STC-Flow: Spatio-temporal context-aware optical flow estimation

https://doi.org/10.1016/j.image.2021.116441Get rights and content

Highlights

  • A general contextual attention framework of multi-level features & complicated fusion.

  • STC-Flow to capture rich spatio-temporal long-range dependencies for flow estimation.

  • PSC, TCC & RRCU for the effect of feature extraction, correlation, and reconstruction.

  • Promising performance in Sintel & KITTI for two-frame based optical flow estimation.

Abstract

In this paper, we propose a spatio-temporal contextual network, STC-Flow, for optical flow estimation. Unlike previous optical flow estimation approaches with local pyramid feature extraction and multi-level correlation, we propose a contextual relation exploration architecture by capturing rich long-range dependencies in spatial and temporal dimensions. Specifically, STC-Flow contains three key context modules, i.e., pyramidal spatial context module, temporal context correlation module and recurrent residual contextual upsampling module for the effect of feature extraction, correlation, and flow reconstruction, respectively. Experimental results demonstrate that the proposed scheme achieves the state-of-the-art performance of two-frame based methods on Sintel and KITTI datasets.

Introduction

Optical flow estimation is an important yet challenging problem in the field of video analytics. Recently, deep learning based approaches have been extensively exploited to estimate optical flow via convolutional neural networks (CNNs). Despite the great efforts and rapid developments, the advancements are not as significant as those in single image based computer vision tasks. The main reason is that optical flow is not directly measurable in the wild, and it is challenging to model motion dynamics with pixel-wise correspondence between two consecutive frames, which would contain variable motion displacements; thus optical flow estimation requires the efficient representation of features to match objects or scenes of different motions.

Conventional methods propose mathematical algorithms of optical flow estimation such as EpicFlow [1] by matching features of two frames.
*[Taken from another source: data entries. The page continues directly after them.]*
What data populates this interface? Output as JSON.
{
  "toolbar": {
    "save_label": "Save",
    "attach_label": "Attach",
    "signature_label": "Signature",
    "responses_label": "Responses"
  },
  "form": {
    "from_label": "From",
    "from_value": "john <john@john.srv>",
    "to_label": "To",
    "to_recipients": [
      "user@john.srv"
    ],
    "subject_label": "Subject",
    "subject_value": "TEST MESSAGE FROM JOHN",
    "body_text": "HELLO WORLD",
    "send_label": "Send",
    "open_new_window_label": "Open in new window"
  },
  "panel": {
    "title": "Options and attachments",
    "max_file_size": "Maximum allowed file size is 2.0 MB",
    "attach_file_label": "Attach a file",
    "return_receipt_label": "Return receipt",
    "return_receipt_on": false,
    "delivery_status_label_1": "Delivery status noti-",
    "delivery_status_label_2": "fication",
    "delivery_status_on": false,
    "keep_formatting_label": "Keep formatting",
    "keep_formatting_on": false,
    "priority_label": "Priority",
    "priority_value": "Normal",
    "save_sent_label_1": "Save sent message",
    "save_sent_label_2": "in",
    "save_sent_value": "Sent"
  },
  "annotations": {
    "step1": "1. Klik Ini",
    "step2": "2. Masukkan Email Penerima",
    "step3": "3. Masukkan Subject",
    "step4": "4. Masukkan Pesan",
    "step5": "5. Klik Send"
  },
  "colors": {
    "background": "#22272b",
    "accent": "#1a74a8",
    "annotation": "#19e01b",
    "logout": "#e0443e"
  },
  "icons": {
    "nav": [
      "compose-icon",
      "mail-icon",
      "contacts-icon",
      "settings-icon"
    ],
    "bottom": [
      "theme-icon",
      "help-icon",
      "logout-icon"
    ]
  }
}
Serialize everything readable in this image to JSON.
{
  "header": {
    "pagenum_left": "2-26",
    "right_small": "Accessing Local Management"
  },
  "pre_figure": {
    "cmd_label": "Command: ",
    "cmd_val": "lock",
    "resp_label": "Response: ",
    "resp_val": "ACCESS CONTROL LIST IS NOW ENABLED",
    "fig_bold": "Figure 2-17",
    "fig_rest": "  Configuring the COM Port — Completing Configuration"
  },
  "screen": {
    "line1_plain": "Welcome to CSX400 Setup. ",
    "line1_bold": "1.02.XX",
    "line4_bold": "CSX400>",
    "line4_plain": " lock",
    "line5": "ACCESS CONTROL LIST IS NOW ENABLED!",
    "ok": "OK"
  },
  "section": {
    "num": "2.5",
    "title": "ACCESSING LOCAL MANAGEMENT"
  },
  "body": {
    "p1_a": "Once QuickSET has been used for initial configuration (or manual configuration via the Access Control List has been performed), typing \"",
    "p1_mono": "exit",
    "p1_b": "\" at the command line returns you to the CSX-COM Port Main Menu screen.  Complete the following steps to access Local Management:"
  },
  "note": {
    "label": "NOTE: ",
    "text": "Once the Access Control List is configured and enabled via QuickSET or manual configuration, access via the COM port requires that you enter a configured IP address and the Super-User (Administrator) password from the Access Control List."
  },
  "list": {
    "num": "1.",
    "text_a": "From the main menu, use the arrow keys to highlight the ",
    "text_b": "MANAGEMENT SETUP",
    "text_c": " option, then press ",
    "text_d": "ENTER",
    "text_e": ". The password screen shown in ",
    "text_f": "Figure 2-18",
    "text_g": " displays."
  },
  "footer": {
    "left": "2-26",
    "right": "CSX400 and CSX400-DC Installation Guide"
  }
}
Most of these methods, however, are complicated with heavy computational complexity, and usually fail for motions with large displacements. CNN-based methods, which usually utilize encoder–decoder architectures with pyramidal feature extraction and flow reconstruction like FlowNet [2], SpyNet [3], PWC-Net [4], boost the state-of-the-art performance of optical flow estimation and outperform conventional methods. However, the stacked convolutional layers they utilize are limited of which the features in lower level contain rich details, while the corresponding receptive field of a single convolutional layer is small, which is not effective to catch the larger displacement of motion. The features in higher level capture the overall outlines or shapes of objects and can catch larger displacement with less details, and they may cause the misalignment for objects with complex shapes or non-rigid motions. So it is essential to capture context information with large receptive field and long-range dependencies, and build the global relationship for each level of CNNs, which could both catch larger displacement and retain more details.
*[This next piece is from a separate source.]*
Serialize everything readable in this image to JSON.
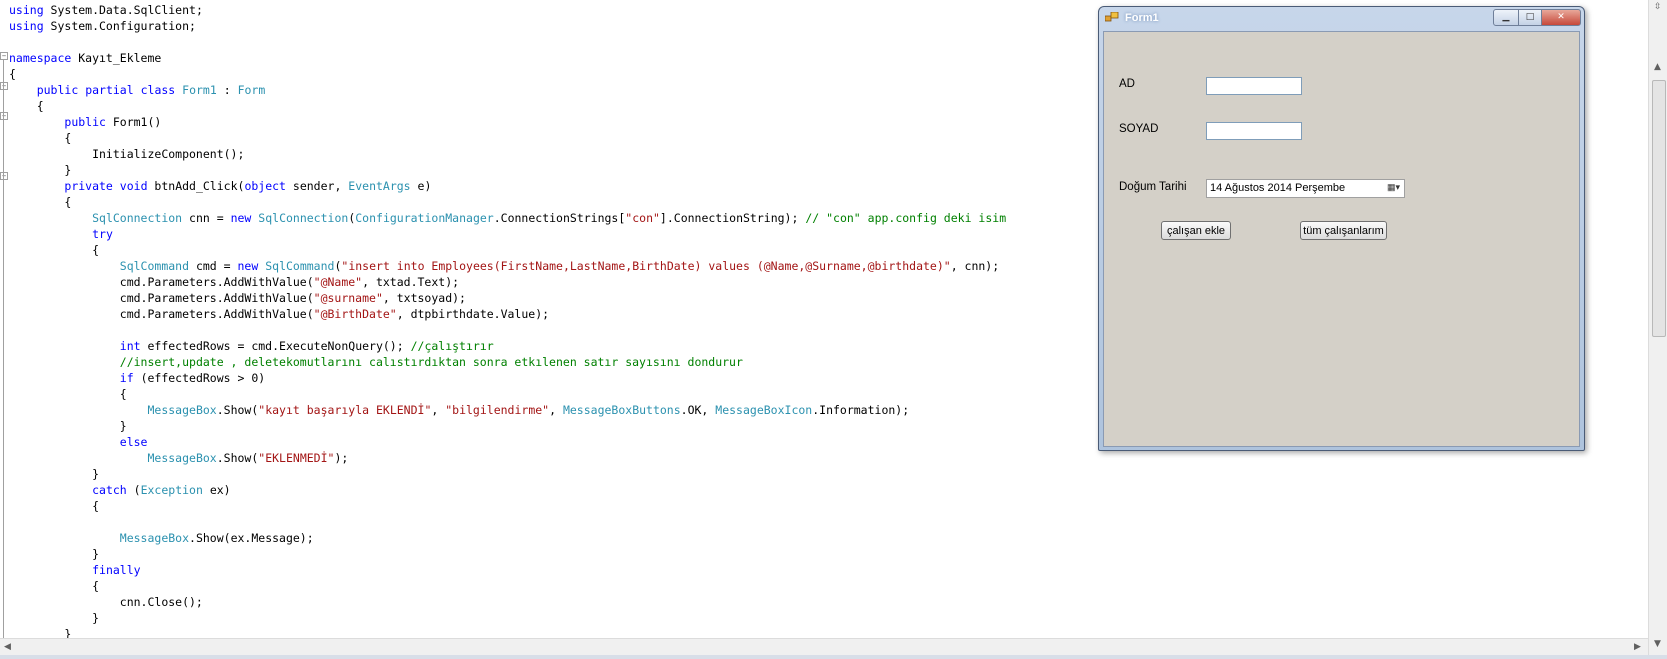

In this paper, as shown in Fig. 1, we propose an end-to-end architecture which jointly explores spatio-temporal context for optical flow estimation. The network contains three key context modules. (a) Pyramidal spatial context module aims to enhance the discriminant ability of feature representations in the spatial dimension. (b) Temporal context correlation module is designed to model the global spatio-temporal relationships of the cost volume calculated from correlation operation, which is used to measure the effect of correspondence relationships. (c) Recurrent residual context upsampling module leverages the underlying content of predicted flow field between adjacent feature levels, to learn high-frequency features and preserve edges within a large receptive field.

In summary, the main contributions of this work are summarized as:

  • We propose a general framework, i.e. contextual attention framework, for efficient feature representation learning, which explores the multiple level features and comprehensive operation of feature fusion.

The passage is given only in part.